Sempre pensei que uma imagem eloquente para projetar a plenitude eclesial é, sem dúvida, a de um banquete, com uma grande mesa redonda, em que todos se reconhecem irmãos, e nenhuma burocracia ou clericalismo ofusca a presença já do ação de um Deus que sem distinção de gênero chama ao inesperado do seu Reino, ao amor ao extremo, à entrega incondicional da vida, para que, na mesa de todos, haja pão e ninguém caia na tentação de se sentir superior para outros. A plenitude eclesial é possível, em chave feminina e onde há irmãos. Nesta chave, as mulheres são protagonistas da reforma da Igreja e não apenas na Igreja.
Pequenos passos estão sendo dados, mas acho que são significativos e fico feliz em ver que não só as mulheres estão assumindo suas demandas com maior consciência e proatividade, mas também alguns homens, em diferentes cantos do mundo, estão se tornando aliados desses desejos que abrem caminhos de participação e corresponsabilidade.
Quais ou quais são as contribuições específicas das mulheres na igreja?
O potencial feminino tem implicitamente uma riqueza extraordinária, a capacidade de trabalhar em cooperação e a partir da experiência do sentir-pensar; a flexibilidade para buscar alternativas onde abunda o caos, a empatia e a capacidade de comunicação para gerar relacionamento e vínculo no dia a dia; a disposição solidária de colaborar, de tecer redes e gerar sinergias, a abertura para buscar respostas e novos canais de solução, a resiliência para resistir em meio a situações difíceis, a alegria de promover a festa e prolongar a festa.
Mulheres e homens consagrados são chamados nesta hora sinodal a despertar para aquela demonstração de dons e possibilidades que surgem quando a noite cai, as pedras que aprisionam a vida são levantadas, o Espírito é permitido habitar, espalhar a paz e ser revestido de força e esperança, de modo que possa contribuir para a tão necessária reforma da Igreja.
Que aspecto da vida religiosa feminina deve ser assumido e apropriado pela vida religiosa masculina?
A Igreja é feminina, e isso não exclui os homens, porque em todos eles, homens e mulheres, mora a força do feminino, da sabedoria, da bondade, da ternura, da força, da criatividade, da parresía e da capacidade de dar vida e enfrentar as situações com ousadia.
Todos somos chamados a ser ventre, lar, carícia, abraço, palavra, profecia.
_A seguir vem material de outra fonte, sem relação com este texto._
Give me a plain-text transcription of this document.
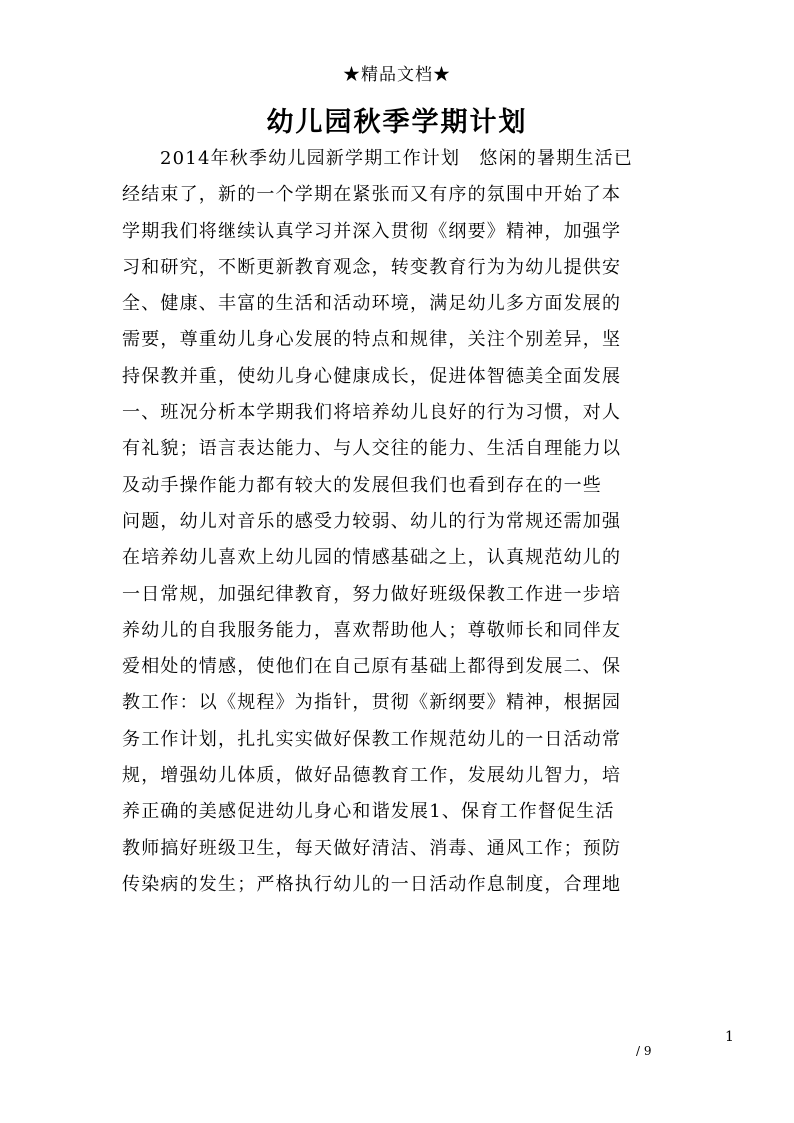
★精品文档★
幼儿园秋季学期计划

2014年秋季幼儿园新学期工作计划　悠闲的暑期生活已
经结束了，新的一个学期在紧张而又有序的氛围中开始了本
学期我们将继续认真学习并深入贯彻《纲要》精神，加强学
习和研究，不断更新教育观念，转变教育行为为幼儿提供安
全、健康、丰富的生活和活动环境，满足幼儿多方面发展的
需要，尊重幼儿身心发展的特点和规律，关注个别差异，坚
持保教并重，使幼儿身心健康成长，促进体智德美全面发展
一、班况分析本学期我们将培养幼儿良好的行为习惯，对人
有礼貌；语言表达能力、与人交往的能力、生活自理能力以
及动手操作能力都有较大的发展但我们也看到存在的一些
问题，幼儿对音乐的感受力较弱、幼儿的行为常规还需加强
在培养幼儿喜欢上幼儿园的情感基础之上，认真规范幼儿的
一日常规，加强纪律教育，努力做好班级保教工作进一步培
养幼儿的自我服务能力，喜欢帮助他人；尊敬师长和同伴友
爱相处的情感，使他们在自己原有基础上都得到发展二、保
教工作：以《规程》为指针，贯彻《新纲要》精神，根据园
务工作计划，扎扎实实做好保教工作规范幼儿的一日活动常
规，增强幼儿体质，做好品德教育工作，发展幼儿智力，培
养正确的美感促进幼儿身心和谐发展1、保育工作督促生活
教师搞好班级卫生，每天做好清洁、消毒、通风工作；预防
传染病的发生；严格执行幼儿的一日活动作息制度，合理地

1
/ 9
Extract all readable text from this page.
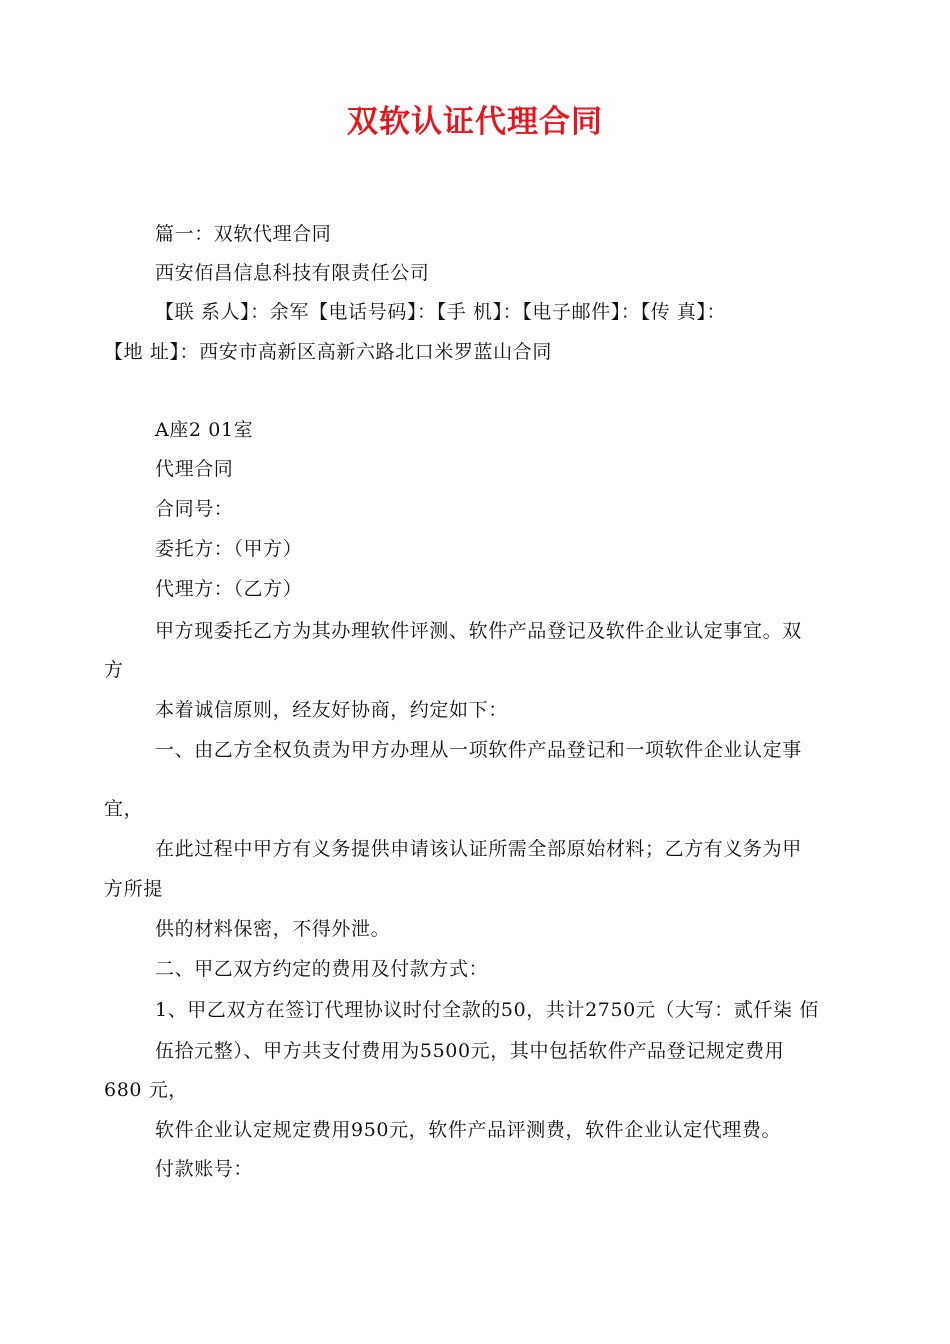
双软认证代理合同
篇一：双软代理合同
西安佰昌信息科技有限责任公司
【联 系人】：余军【电话号码】：【手 机】：【电子邮件】：【传 真】：
【地 址】：西安市高新区高新六路北口米罗蓝山合同
A座2 01室
代理合同
合同号：
委托方：（甲方）
代理方：（乙方）
甲方现委托乙方为其办理软件评测、软件产品登记及软件企业认定事宜。双
方
本着诚信原则，经友好协商，约定如下：
一、由乙方全权负责为甲方办理从一项软件产品登记和一项软件企业认定事
宜，
在此过程中甲方有义务提供申请该认证所需全部原始材料；乙方有义务为甲
方所提
供的材料保密，不得外泄。
二、甲乙双方约定的费用及付款方式：
1、甲乙双方在签订代理协议时付全款的50，共计2750元（大写：贰仟柒 佰
伍拾元整）、甲方共支付费用为5500元，其中包括软件产品登记规定费用
680 元，
软件企业认定规定费用950元，软件产品评测费，软件企业认定代理费。
付款账号：
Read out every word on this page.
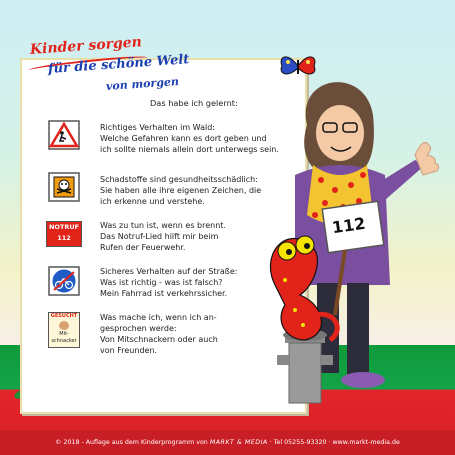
Kinder sorgen
für die schöne Welt
von morgen
Das habe ich gelernt:
Richtiges Verhalten im Wald:
Welche Gefahren kann es dort geben und
ich sollte niemals allein dort unterwegs sein.
Schadstoffe sind gesundheitsschädlich:
Sie haben alle ihre eigenen Zeichen, die
ich erkenne und verstehe.
NOTRUF
112
Was zu tun ist, wenn es brennt.
Das Notruf-Lied hilft mir beim
Rufen der Feuerwehr.
Sicheres Verhalten auf der Straße:
Was ist richtig - was ist falsch?
Mein Fahrrad ist verkehrssicher.
GESUCHT
Mit-
schnacker
Was mache ich, wenn ich an-
gesprochen werde:
Von Mitschnackern oder auch
von Freunden.
112
© 2018 - Auflage aus dem Kinderprogramm von MARKT & MEDIA · Tel 05255-93320 · www.markt-media.de
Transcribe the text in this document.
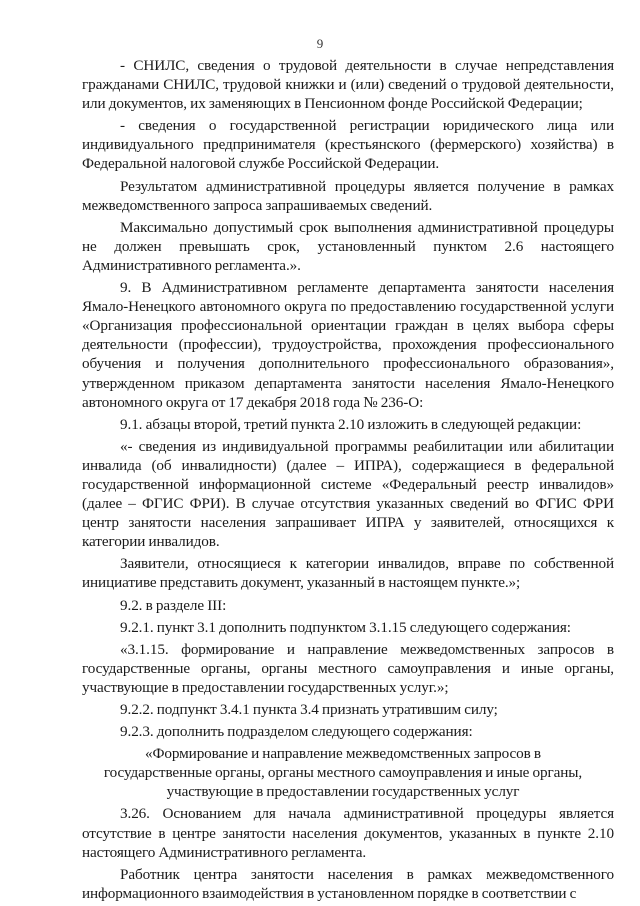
9

- СНИЛС, сведения о трудовой деятельности в случае непредставления гражданами СНИЛС, трудовой книжки и (или) сведений о трудовой деятельности, или документов, их заменяющих в Пенсионном фонде Российской Федерации;

- сведения о государственной регистрации юридического лица или индивидуального предпринимателя (крестьянского (фермерского) хозяйства) в Федеральной налоговой службе Российской Федерации.

Результатом административной процедуры является получение в рамках межведомственного запроса запрашиваемых сведений.

Максимально допустимый срок выполнения административной процедуры не должен превышать срок, установленный пунктом 2.6 настоящего Административного регламента.».

9. В Административном регламенте департамента занятости населения Ямало-Ненецкого автономного округа по предоставлению государственной услуги «Организация профессиональной ориентации граждан в целях выбора сферы деятельности (профессии), трудоустройства, прохождения профессионального обучения и получения дополнительного профессионального образования», утвержденном приказом департамента занятости населения Ямало-Ненецкого автономного округа от 17 декабря 2018 года № 236-О:

9.1. абзацы второй, третий пункта 2.10 изложить в следующей редакции:

«- сведения из индивидуальной программы реабилитации или абилитации инвалида (об инвалидности) (далее – ИПРА), содержащиеся в федеральной государственной информационной системе «Федеральный реестр инвалидов» (далее – ФГИС ФРИ). В случае отсутствия указанных сведений во ФГИС ФРИ центр занятости населения запрашивает ИПРА у заявителей, относящихся к категории инвалидов.

Заявители, относящиеся к категории инвалидов, вправе по собственной инициативе представить документ, указанный в настоящем пункте.»;

9.2. в разделе III:

9.2.1. пункт 3.1 дополнить подпунктом 3.1.15 следующего содержания:

«3.1.15. формирование и направление межведомственных запросов в государственные органы, органы местного самоуправления и иные органы, участвующие в предоставлении государственных услуг.»;

9.2.2. подпункт 3.4.1 пункта 3.4 признать утратившим силу;

9.2.3. дополнить подразделом следующего содержания:

«Формирование и направление межведомственных запросов в государственные органы, органы местного самоуправления и иные органы, участвующие в предоставлении государственных услуг

3.26. Основанием для начала административной процедуры является отсутствие в центре занятости населения документов, указанных в пункте 2.10 настоящего Административного регламента.

Работник центра занятости населения в рамках межведомственного информационного взаимодействия в установленном порядке в соответствии с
Uma Igreja feminina tem a força da fertilidade. Aquilo que é dado pelo Ruah (espírito de Deus).
Agora, uma Igreja que pulsa ao ritmo do feminino é uma Igreja que tem em perspectiva que a Pessoa de Jesus e o Evangelho são os que convocam. O encontro é para recordar e atualizar o compromisso na consciência de serem enviados, discípulos missionários. Nele, os fatos são lidos pela fé e o discernimento está na base de qualquer processo ou ação.
Além disso, considera que a inclusão e a participação na tomada de decisões nascem da consciência de identidade. Ou seja, somos povo de Deus e, pelo batismo, portadores da mesma dignidade.
Além disso, a opção pelo cuidado de todas as formas de vida é a opção pelo Reino. Tende à construção de comunidades nas quais há uma tendência natural a levantar os caídos, a curar as feridas, a dar lugar aos deserdados, a trabalhar pela dignidade humana, pelo bem comum, pelos direitos das pessoas e da Terra.
Isto implica um novo modo relacional que possibilita uma nova identidade: mais circular, fraterna e sororal. Com novos ministérios, nos quais se tecem relações de solidariedade e proximidade. O vínculo se estabelece para além do hierárquico e do funcional, naquele espaço existencial chamado comunidade e no qual todos se sentem humanos-irmãos.
E, aliás, acreditam no valor dos processos, prioriza-se a escuta e reconhece-se que a fecundidade é fruto da graça, da ação do Espírito, o único capaz de fazer novas todas as coisas.